I want to ask a question regarding classes of similar $3 \times 3$ matrices. We were told that two matrices are similar if and only if they have the same Jordan normal form. That led me to trying to classify all endomorphisms in $\mathbb{R}^3$ up to similarity (or choice of base) using their Jordan normal form. I've arrived at the following table.
| $\chi_A$ | $\mu_A$ | partition | jordan |
|---|---|---|---|
| $$(X-a)^3$$ | $$(X-a)$$ | $$(1,1,1)$$ | $$Diag(a,a,a)$$ |
| $$(X-a)^2$$ | $$(2,1)$$ | $$Diag(J_2(X-a),a)$$ | |
| $$(X-a)^3$$ | $$(3)$$ | $$Diag(J_3(X-a))$$ | |
| $$(X-a)^2\cdot (X-b)$$ | $$(X-a)\cdot (X-b)$$ | $$(1,1)(1)$$ | $$Diag(a,a,b)$$ |
| $$(X-a)^2\cdot (X-b)$$ | $$(2)(1)$$ | $$Diag(J_2(X-a),J_1(X-b)$$ | |
| $$(X-a)\cdot (X-b) \cdot (X-c)$$ | $$(X-a)\cdot (X-b)\cdot (X-c)$$ | $$(1)(1)(1)$$ | $$Diag(a,b,c)$$ |
| $$(X-a)\cdot (X^2+bX+c)$$ | $$(X-a)\cdot (X^2+bX+c)$$ | $$(1),(1)$$ | $$Diag(J_1(X-a),J_1(X^2+bX+c))$$ |
Now I'm a bit confused because I arrived at the result, that for each pair of characteric and minimal polynomial there is only exactly one jordan normal form, so all $3 \times 3$ matrixes $A, B$ with $\mu_A = \mu_B$ and $\chi_A = \chi_B$ would be similar (and vice versa), which doesn't hold generally.
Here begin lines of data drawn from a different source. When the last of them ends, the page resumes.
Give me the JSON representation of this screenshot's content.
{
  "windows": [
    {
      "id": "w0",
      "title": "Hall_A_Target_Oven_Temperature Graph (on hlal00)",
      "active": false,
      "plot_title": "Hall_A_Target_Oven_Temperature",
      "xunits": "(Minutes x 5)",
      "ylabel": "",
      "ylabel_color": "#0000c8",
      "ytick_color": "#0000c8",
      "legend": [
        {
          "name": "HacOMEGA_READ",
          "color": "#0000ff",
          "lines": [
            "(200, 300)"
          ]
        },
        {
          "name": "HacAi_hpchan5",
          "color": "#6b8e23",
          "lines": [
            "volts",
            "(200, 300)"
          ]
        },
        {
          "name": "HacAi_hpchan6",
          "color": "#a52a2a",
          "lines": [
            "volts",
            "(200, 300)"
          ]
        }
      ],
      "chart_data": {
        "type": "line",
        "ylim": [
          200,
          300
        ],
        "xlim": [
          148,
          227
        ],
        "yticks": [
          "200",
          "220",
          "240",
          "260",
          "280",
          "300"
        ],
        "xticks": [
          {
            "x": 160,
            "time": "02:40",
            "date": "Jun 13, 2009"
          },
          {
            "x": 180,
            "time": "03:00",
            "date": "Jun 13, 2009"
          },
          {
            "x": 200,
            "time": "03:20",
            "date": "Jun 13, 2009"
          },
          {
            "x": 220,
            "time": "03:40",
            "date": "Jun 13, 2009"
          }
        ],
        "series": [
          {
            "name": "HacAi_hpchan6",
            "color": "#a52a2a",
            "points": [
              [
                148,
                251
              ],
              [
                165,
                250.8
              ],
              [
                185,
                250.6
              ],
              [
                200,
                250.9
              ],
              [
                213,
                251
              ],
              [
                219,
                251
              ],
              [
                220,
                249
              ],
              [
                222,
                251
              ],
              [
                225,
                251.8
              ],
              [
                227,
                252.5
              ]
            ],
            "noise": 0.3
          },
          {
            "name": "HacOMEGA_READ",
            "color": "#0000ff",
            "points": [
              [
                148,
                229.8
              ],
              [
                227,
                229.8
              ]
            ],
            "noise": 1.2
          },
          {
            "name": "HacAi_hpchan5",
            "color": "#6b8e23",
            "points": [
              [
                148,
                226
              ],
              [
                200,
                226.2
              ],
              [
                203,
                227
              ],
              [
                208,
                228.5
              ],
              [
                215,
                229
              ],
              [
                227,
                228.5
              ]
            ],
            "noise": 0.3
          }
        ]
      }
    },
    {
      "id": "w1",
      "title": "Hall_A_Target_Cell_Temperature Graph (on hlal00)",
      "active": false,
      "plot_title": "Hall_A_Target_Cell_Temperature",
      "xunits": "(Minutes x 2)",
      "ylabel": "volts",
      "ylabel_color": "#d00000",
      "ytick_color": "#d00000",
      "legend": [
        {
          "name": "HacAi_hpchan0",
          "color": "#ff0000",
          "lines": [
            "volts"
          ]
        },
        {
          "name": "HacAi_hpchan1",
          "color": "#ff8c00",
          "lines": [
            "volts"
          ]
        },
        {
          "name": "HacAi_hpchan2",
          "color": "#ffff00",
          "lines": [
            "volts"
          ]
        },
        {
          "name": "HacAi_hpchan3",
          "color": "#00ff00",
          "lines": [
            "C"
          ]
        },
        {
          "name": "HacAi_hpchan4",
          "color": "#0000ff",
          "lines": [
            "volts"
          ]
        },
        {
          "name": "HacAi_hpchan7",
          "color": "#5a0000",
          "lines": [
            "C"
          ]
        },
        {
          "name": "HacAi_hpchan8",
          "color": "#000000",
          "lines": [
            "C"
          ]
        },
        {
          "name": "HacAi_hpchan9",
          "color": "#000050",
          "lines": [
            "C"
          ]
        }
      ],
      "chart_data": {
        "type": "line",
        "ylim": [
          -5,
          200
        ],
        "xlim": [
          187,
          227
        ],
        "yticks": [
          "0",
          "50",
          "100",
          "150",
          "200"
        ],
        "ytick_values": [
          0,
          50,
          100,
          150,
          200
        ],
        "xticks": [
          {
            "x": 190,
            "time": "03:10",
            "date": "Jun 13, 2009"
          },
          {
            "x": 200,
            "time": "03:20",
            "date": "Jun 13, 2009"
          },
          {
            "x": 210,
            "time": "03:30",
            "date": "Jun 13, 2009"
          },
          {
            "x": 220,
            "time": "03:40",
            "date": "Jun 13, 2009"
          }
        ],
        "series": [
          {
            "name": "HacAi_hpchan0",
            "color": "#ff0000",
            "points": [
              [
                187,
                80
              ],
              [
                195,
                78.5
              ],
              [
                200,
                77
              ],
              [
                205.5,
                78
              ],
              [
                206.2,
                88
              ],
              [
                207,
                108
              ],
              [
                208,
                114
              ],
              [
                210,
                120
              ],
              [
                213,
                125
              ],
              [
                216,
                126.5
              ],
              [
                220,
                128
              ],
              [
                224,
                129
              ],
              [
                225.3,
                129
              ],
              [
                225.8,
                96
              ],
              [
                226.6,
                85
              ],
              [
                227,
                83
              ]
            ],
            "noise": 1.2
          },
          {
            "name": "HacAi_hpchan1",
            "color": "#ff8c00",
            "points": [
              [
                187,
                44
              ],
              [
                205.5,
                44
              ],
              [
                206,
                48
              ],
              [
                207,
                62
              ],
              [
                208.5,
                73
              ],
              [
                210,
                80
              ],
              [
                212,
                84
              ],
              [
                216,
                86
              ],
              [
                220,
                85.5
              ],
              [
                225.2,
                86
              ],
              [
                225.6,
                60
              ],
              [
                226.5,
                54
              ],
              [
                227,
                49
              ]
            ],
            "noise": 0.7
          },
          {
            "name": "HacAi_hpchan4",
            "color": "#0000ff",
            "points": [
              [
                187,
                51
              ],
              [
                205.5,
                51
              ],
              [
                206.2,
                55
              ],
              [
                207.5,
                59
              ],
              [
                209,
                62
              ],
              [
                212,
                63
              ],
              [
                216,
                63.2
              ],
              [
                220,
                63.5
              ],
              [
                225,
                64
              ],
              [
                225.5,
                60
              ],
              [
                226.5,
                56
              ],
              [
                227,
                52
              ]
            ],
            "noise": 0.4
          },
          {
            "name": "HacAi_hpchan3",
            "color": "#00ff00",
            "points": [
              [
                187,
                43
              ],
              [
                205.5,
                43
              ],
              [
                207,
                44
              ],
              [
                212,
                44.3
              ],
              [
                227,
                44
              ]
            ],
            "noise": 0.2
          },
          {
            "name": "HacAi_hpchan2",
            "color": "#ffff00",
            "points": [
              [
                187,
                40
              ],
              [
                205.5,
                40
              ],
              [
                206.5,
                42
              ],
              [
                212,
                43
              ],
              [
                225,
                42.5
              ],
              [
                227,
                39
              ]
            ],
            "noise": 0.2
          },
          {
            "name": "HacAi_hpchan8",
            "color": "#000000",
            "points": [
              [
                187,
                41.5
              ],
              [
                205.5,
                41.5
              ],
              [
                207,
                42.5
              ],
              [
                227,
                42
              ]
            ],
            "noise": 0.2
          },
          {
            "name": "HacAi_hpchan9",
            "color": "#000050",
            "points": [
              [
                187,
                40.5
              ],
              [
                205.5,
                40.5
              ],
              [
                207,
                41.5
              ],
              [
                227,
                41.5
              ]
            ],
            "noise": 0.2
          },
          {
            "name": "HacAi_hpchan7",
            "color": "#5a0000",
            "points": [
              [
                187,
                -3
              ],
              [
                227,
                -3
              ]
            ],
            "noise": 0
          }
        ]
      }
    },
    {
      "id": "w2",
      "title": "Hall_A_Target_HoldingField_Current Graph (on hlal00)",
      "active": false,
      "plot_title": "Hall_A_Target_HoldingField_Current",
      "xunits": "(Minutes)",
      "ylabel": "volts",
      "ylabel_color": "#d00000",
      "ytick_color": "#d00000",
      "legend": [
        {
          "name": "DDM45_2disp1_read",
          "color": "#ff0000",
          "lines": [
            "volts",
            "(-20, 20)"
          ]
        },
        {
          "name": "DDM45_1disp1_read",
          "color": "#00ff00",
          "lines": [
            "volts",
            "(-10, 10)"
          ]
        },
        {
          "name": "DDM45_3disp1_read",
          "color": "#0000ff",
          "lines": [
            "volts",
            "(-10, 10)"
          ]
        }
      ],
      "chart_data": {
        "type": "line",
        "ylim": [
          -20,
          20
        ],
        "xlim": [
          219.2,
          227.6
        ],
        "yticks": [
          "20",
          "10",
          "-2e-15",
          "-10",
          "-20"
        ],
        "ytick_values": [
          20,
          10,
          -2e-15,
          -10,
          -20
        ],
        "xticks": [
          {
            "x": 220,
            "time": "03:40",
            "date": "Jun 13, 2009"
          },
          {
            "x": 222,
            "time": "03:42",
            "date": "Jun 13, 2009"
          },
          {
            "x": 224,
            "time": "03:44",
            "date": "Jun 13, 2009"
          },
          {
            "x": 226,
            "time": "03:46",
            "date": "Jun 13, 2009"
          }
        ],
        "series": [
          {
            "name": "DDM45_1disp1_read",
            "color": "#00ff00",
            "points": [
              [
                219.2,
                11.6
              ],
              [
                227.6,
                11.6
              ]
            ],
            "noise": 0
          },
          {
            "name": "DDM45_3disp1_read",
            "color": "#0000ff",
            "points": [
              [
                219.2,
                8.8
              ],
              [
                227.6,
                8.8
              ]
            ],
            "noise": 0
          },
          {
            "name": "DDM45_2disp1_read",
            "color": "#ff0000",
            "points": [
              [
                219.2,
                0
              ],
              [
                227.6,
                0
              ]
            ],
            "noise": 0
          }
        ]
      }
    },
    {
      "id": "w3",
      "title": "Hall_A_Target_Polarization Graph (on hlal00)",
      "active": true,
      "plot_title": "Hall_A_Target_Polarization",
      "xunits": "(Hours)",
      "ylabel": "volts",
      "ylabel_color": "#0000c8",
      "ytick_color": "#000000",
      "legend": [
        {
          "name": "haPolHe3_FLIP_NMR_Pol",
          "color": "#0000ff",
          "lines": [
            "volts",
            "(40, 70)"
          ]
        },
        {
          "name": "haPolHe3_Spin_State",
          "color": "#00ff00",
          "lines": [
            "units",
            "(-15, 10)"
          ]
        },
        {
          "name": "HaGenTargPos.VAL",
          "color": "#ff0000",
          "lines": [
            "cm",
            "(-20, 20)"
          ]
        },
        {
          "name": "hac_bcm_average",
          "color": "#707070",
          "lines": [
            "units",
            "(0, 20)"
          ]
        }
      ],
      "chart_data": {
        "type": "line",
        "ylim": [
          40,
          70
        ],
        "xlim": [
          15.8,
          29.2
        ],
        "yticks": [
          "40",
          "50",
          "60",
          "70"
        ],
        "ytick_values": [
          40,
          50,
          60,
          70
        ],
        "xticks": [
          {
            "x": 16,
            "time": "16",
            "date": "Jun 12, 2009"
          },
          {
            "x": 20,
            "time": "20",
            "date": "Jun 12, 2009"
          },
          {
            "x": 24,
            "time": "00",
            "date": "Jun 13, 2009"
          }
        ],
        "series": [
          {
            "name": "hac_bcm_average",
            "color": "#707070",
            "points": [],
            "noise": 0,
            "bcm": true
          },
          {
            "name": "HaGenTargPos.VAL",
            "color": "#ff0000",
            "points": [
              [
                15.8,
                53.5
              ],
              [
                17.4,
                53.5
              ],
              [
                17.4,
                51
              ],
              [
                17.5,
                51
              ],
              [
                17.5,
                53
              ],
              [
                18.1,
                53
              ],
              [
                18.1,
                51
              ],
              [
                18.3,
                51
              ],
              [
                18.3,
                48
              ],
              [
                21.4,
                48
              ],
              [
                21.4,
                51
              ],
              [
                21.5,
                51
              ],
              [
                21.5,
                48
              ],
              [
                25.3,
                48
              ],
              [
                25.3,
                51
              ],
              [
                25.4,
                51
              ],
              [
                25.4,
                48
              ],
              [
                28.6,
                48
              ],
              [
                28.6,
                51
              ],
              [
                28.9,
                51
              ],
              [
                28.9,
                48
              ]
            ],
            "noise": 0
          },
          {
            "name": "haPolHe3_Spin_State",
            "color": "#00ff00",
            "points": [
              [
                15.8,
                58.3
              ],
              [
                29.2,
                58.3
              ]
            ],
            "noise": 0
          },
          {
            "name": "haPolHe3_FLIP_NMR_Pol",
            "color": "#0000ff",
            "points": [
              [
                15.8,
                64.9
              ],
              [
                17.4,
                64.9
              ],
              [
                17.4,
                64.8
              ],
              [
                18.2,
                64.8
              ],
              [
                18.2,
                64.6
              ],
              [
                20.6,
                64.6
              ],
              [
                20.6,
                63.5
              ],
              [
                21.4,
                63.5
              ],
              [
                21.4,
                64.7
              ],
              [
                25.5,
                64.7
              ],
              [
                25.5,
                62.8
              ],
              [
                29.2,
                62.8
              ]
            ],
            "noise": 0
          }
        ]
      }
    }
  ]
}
Is this table correct and does that result hold? I falsely asked the same (a similar) question on MathOverflow already and was pointed to the rational canonical form (RCF). The RCF doesn't change any of my results however, right? Matrices with the same Jordan normal form should have the same RCF if I understood the RCF correctly.